What is the compilation model of D?

David Piepgrass qwertie256 at gmail.com
Tue Jul 24 17:16:04 PDT 2012


(Maybe this should be in D.learn but it's a somewhat advanced 
topic)

I would really like to understand how D compiles a program or 
library. I looked through TDPL and it doesn't seem to say 
anything about how compilation works.

- Does it compile all source files in a project at once?
- Does the compiler it have to re-parse all Phobos templates (in 
modules used by the program) whenever it starts?
- Is there any concept of an incremental build?
- Obviously, one can set up circular dependencies in which the 
compile-time meaning of some code in module A depends on the 
meaning of some code in module B, which in turn depends on the 
meaning of some other code in module A. Sometimes the D compiler 
can resolve the ultimate meaning, other times it cannot.

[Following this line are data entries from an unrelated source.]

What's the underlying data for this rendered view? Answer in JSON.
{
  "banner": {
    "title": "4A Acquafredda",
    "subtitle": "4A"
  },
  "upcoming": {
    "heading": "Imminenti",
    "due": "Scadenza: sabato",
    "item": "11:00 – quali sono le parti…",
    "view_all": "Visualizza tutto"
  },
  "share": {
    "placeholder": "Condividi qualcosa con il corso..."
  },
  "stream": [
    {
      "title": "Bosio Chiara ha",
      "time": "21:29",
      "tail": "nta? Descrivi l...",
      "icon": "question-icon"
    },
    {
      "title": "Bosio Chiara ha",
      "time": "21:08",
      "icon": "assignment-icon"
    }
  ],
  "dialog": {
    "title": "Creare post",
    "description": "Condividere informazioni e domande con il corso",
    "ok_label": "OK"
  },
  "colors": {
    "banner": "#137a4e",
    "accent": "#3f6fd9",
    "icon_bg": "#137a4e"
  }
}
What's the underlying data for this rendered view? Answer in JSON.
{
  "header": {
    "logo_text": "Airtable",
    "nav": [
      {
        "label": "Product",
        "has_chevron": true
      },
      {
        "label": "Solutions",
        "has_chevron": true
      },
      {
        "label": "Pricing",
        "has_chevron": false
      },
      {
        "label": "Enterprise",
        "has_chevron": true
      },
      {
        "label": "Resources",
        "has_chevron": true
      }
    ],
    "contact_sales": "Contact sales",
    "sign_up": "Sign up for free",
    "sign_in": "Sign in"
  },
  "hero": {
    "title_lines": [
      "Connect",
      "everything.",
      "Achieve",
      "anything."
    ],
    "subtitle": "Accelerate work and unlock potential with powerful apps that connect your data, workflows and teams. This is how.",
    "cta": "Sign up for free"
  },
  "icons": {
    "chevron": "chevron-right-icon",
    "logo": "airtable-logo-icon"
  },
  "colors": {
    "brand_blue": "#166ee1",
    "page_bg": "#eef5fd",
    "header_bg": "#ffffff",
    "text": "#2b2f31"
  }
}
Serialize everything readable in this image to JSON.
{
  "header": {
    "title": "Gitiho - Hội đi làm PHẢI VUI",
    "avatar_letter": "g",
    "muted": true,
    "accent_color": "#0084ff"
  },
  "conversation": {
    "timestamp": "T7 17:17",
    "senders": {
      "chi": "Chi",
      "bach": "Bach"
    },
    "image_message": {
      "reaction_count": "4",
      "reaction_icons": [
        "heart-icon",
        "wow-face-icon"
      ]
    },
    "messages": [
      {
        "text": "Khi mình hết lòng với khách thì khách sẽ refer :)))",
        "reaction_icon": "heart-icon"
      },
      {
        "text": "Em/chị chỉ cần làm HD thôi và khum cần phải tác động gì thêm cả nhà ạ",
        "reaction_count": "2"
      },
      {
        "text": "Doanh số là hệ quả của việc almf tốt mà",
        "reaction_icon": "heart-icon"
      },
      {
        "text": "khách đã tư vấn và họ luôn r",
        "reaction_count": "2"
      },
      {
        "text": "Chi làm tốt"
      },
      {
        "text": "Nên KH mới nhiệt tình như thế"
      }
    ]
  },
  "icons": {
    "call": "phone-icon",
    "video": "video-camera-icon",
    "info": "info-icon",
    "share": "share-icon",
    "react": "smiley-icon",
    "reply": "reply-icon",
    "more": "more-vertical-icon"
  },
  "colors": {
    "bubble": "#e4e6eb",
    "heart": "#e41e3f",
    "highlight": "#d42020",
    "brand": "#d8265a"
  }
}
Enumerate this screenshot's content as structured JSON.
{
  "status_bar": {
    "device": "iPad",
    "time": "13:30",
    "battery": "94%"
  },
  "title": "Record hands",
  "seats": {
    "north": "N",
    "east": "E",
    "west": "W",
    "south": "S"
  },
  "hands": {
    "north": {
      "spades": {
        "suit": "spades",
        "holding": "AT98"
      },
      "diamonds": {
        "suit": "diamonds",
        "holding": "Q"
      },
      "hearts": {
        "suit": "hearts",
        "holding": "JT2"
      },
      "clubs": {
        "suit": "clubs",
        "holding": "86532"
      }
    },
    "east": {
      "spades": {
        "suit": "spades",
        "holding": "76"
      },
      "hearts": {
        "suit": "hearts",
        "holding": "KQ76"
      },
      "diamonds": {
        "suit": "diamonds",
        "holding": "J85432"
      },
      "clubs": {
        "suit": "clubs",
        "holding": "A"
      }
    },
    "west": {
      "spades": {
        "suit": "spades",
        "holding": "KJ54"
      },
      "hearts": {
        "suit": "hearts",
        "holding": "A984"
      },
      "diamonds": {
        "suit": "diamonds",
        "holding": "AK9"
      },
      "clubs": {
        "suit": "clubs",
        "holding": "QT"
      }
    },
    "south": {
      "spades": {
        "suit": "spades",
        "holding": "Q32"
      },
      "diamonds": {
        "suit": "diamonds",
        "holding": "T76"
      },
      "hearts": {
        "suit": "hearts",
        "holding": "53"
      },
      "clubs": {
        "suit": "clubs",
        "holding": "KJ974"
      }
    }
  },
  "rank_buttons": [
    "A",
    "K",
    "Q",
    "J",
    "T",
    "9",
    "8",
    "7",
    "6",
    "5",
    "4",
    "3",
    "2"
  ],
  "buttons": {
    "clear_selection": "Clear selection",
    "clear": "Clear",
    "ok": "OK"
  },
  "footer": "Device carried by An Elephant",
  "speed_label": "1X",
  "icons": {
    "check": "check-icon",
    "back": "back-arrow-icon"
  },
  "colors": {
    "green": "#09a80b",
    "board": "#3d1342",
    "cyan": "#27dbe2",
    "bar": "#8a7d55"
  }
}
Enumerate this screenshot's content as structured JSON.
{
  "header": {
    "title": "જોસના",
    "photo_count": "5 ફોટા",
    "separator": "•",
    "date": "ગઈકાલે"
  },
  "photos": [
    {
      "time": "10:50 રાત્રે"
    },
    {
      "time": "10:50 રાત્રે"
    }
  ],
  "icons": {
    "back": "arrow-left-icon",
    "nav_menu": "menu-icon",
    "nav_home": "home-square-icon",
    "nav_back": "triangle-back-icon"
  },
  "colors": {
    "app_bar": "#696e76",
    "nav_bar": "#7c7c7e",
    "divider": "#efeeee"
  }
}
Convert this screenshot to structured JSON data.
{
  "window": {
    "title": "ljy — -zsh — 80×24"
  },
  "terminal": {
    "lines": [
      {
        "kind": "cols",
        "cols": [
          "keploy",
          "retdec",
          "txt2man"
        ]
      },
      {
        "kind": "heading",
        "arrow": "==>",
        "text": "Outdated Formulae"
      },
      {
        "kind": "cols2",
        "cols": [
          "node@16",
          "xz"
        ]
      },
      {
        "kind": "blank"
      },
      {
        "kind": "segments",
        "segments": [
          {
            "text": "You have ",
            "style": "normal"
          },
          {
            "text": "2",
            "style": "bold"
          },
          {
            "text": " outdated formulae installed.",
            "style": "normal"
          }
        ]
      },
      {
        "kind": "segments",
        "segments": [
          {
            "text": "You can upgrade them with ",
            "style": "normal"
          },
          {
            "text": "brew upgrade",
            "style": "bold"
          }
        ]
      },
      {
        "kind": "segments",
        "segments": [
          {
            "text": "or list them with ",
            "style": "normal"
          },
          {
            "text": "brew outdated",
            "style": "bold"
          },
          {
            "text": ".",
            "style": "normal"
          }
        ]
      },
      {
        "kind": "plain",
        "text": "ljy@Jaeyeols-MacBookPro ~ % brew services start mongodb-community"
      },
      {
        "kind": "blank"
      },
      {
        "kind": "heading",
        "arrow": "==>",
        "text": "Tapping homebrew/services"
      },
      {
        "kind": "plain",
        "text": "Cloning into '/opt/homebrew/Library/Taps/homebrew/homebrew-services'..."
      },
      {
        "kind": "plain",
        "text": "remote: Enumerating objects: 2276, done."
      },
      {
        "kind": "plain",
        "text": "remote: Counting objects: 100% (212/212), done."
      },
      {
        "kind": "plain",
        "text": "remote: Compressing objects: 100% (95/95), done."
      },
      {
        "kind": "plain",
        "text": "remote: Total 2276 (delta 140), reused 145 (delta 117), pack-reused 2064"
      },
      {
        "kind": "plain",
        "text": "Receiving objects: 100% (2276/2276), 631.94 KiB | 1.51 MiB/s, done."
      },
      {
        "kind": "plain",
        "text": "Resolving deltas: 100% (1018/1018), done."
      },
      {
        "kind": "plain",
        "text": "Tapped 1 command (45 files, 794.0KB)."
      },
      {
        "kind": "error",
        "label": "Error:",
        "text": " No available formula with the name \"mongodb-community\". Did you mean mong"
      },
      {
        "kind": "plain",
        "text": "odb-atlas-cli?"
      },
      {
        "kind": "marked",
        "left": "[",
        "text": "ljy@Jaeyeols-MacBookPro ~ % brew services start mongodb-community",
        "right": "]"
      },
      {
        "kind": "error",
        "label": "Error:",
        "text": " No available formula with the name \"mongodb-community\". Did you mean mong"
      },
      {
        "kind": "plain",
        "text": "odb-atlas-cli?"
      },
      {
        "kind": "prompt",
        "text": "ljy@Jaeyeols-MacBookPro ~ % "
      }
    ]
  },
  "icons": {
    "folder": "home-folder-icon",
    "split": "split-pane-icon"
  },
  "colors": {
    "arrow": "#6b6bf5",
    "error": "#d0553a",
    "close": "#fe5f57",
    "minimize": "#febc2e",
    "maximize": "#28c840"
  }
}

I was 
pleased that the compiler successfully understood this:

// Y.d
import X;
struct StructY {
	int a = StructX().c;
	auto b() { return StructX().d(); }
}

// X.d
import Y;
struct StructX {
	int c = 3;
	auto d()
	{
		static if (StructY().a == 3 && StructY().a.sizeof == 3)
			return 3;
		else
			return "C";
	}
}

But what procedure does the compiler use to resolve the semantics 
of the code? Is there a specification anywhere? Does it have some 
limitations, such that there is code with an unambiguous meaning 
that a human could resolve but the compiler cannot?

- In light of the above (that the meaning of D code can be 
interdependent with other D code, plus the presence of mixins and 
all that), what are the limitations of __traits(allMembers...) 
and other compile-time reflection operations, and what kind of 
problems might a user expect to encounter?